A place for self-discovery

Monin said classes like his are valuable because they give students a safe place to talk about moral disagreements. They provide students with the language and social license to discuss topics they would not have otherwise felt comfortable bringing up, such as their moral concerns with business practices they have observed.

“You see people encountering a diversity of opinion they didn’t realize existed because of this gag on morality” in everyday conversation, he said.

“Students value constructive discourse about ethical matters,” Schapiro said. Like Monin, Schapiro thinks that her class is not valuable to students primarily because it exposes them to theorists like David Hume and Immanuel Kant, but rather because it allows them to approach such discourse and teaches them how to do so more productively.

However, the scholars expressed discomfort with the idea that they have any moral authority over their students. This discomfort seemed to underlie their conviction that the function of their courses is not to teach students to behave in a certain way.

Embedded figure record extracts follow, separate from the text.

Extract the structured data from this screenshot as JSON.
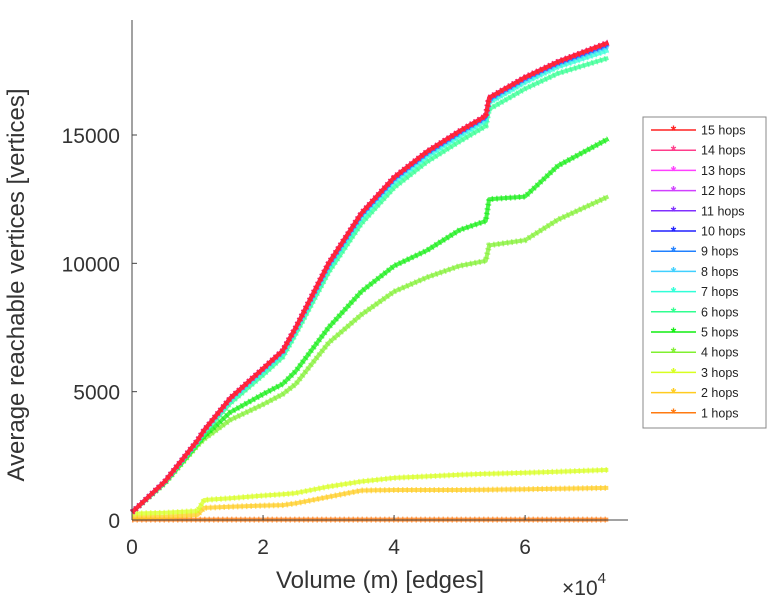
{
  "chart_data": {
    "type": "line",
    "title": "",
    "xlabel": "Volume (m) [edges]",
    "ylabel": "Average reachable vertices [vertices]",
    "x_multiplier_label": "×10",
    "x_multiplier_exp": "4",
    "xlim": [
      0,
      7.57
    ],
    "ylim": [
      0,
      19450
    ],
    "xticks": [
      0,
      2,
      4,
      6
    ],
    "xtick_labels": [
      "0",
      "2",
      "4",
      "6"
    ],
    "yticks": [
      0,
      5000,
      10000,
      15000
    ],
    "ytick_labels": [
      "0",
      "5000",
      "10000",
      "15000"
    ],
    "grid": false,
    "legend_position": "right",
    "x": [
      0,
      0.5,
      1,
      1.1,
      1.5,
      2,
      2.3,
      2.5,
      3,
      3.5,
      4,
      4.5,
      5,
      5.4,
      5.45,
      6,
      6.5,
      7.27
    ],
    "series": [
      {
        "name": "15 hops",
        "color": "#ff2020",
        "values": [
          300,
          1500,
          3100,
          3500,
          4750,
          5900,
          6600,
          7500,
          10000,
          11950,
          13350,
          14350,
          15150,
          15750,
          16450,
          17250,
          17850,
          18600
        ]
      },
      {
        "name": "14 hops",
        "color": "#ff3d8a",
        "values": [
          300,
          1500,
          3100,
          3500,
          4750,
          5900,
          6600,
          7500,
          10000,
          11950,
          13350,
          14350,
          15150,
          15750,
          16450,
          17250,
          17850,
          18600
        ]
      },
      {
        "name": "13 hops",
        "color": "#ff40ff",
        "values": [
          300,
          1500,
          3100,
          3500,
          4750,
          5900,
          6600,
          7500,
          10000,
          11950,
          13350,
          14350,
          15150,
          15750,
          16450,
          17250,
          17850,
          18600
        ]
      },
      {
        "name": "12 hops",
        "color": "#d040ff",
        "values": [
          300,
          1500,
          3100,
          3500,
          4750,
          5900,
          6600,
          7500,
          10000,
          11950,
          13350,
          14350,
          15150,
          15750,
          16450,
          17250,
          17850,
          18600
        ]
      },
      {
        "name": "11 hops",
        "color": "#8030ff",
        "values": [
          300,
          1500,
          3100,
          3500,
          4750,
          5900,
          6600,
          7500,
          10000,
          11950,
          13350,
          14350,
          15150,
          15750,
          16450,
          17250,
          17850,
          18600
        ]
      },
      {
        "name": "10 hops",
        "color": "#2020ff",
        "values": [
          300,
          1500,
          3100,
          3500,
          4750,
          5900,
          6600,
          7500,
          9980,
          11930,
          13330,
          14330,
          15130,
          15730,
          16430,
          17230,
          17830,
          18570
        ]
      },
      {
        "name": "9 hops",
        "color": "#2080ff",
        "values": [
          300,
          1500,
          3100,
          3500,
          4740,
          5880,
          6580,
          7480,
          9950,
          11900,
          13300,
          14300,
          15100,
          15700,
          16400,
          17200,
          17800,
          18520
        ]
      },
      {
        "name": "8 hops",
        "color": "#40d0ff",
        "values": [
          300,
          1500,
          3080,
          3480,
          4700,
          5840,
          6540,
          7440,
          9900,
          11850,
          13250,
          14250,
          15050,
          15650,
          16350,
          17150,
          17750,
          18450
        ]
      },
      {
        "name": "7 hops",
        "color": "#30ffd8",
        "values": [
          300,
          1480,
          3050,
          3450,
          4650,
          5780,
          6480,
          7380,
          9820,
          11750,
          13150,
          14150,
          14950,
          15550,
          16250,
          17050,
          17650,
          18300
        ]
      },
      {
        "name": "6 hops",
        "color": "#30ff90",
        "values": [
          300,
          1460,
          3000,
          3380,
          4550,
          5650,
          6350,
          7250,
          9650,
          11550,
          12950,
          13950,
          14750,
          15350,
          16000,
          16800,
          17400,
          18000
        ]
      },
      {
        "name": "5 hops",
        "color": "#10ee10",
        "values": [
          300,
          1450,
          2950,
          3250,
          4200,
          4900,
          5300,
          5800,
          7500,
          8900,
          9900,
          10500,
          11300,
          11650,
          12500,
          12600,
          13800,
          14850
        ]
      },
      {
        "name": "4 hops",
        "color": "#80f030",
        "values": [
          300,
          1430,
          2900,
          3150,
          3900,
          4500,
          4900,
          5300,
          6900,
          8000,
          8900,
          9450,
          9900,
          10100,
          10700,
          10900,
          11700,
          12600
        ]
      },
      {
        "name": "3 hops",
        "color": "#d8ff20",
        "values": [
          250,
          280,
          350,
          780,
          850,
          950,
          1000,
          1050,
          1300,
          1500,
          1640,
          1700,
          1760,
          1800,
          1800,
          1840,
          1880,
          1950
        ]
      },
      {
        "name": "2 hops",
        "color": "#ffcc20",
        "values": [
          100,
          120,
          200,
          470,
          520,
          560,
          580,
          650,
          900,
          1150,
          1170,
          1170,
          1170,
          1180,
          1180,
          1200,
          1220,
          1250
        ]
      },
      {
        "name": "1 hops",
        "color": "#ff7a10",
        "values": [
          15,
          15,
          15,
          15,
          15,
          15,
          15,
          15,
          15,
          15,
          15,
          15,
          15,
          15,
          15,
          15,
          15,
          15
        ]
      }
    ]
  }
}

“If I thought my aim were to make my students more virtuous, what would I have to assume about myself?” Schapiro asked. “When I teach them how to write a philosophy paper, I definitely assume I know better than they do how to write a philosophy paper … [but] I’m 100 percent certain I am not more virtuous than many of my students. Some of them live much more conscientiously than I do.”

Still, the panelists were not able to cleanly detach themselves from any claim to ethical authority. For example, Fried and Monin said that, though they were initially uncomfortable with giving their graduate students a last-day-of-class talk about what is important in life, they now deliver that speech year in, year out. And that seems to be the lecture their students remember most after they graduate.

Salil Dudani is a philosophy major at Stanford.